Capital markets are at the heart of a
free-market system. They bring together issuers, which need capital to pay for
operations and services, and investors looking for profitable investment
opportunities. Most individuals and organisations have a direct or indirect
stake in the capital markets, which include stock exchanges, bond markets and
money markets.
Issuers
Issuers issue securities to raise money.
They include small businesses, global corporations and governments. Businesses
may issue stocks, which represent shares and ownership interests in companies,
or bonds, which are loans that require issuers to pay regular interest payments
to investors.

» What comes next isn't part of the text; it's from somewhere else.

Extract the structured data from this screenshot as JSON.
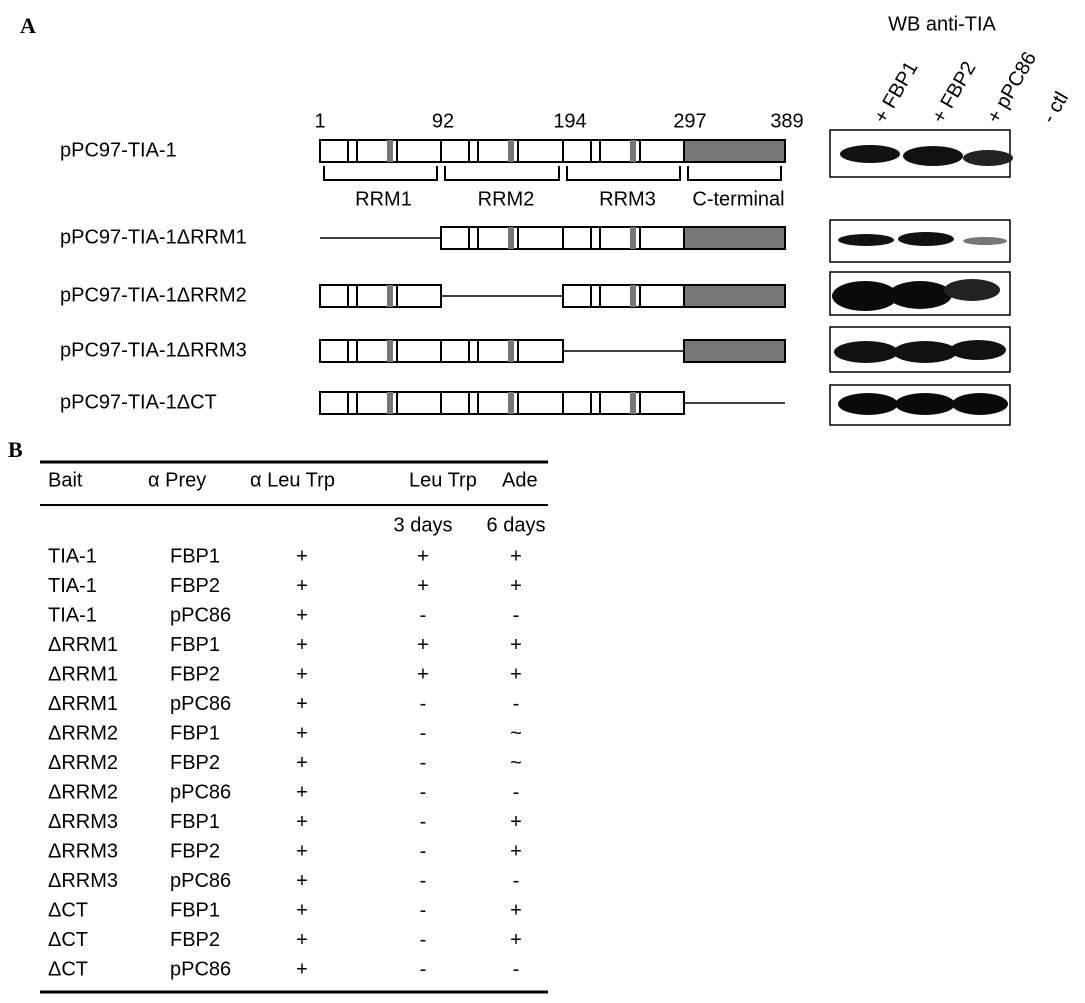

Governments also issue bonds to raise money for operations,
social services and infrastructure, such as schools, roads and bridges. (Financial advice for people who are in twenties)
Investors
Investors may buy securities directly or indirectly through mutual funds. The investment community includes individuals, pension funds, venture capitalists and governments. Stocks are usually suitable for aggressive investors, who can tolerate some market volatility in return for long-term capital appreciation, while bonds are generally suitable for conservative investors, who want capital preservation and modest regular income. (10 Things to Do Before March 31)
Exchanges
Market exchanges process orders from
investors and match buyers with sellers. Stocks trade on stock exchanges, such
as the New York Stock Exchange, while bonds trade on the bond markets, which
are over-the-counter electronic markets operated by financial institutions
around the world.
Regulators
Regulators provide structure to the capital
markets. They specify rules and guidelines for issuing securities and providing
timely financial disclosures. The U.S. Securities and Exchange Commission is
the primary enforcement agency for monitoring U.S. capital markets.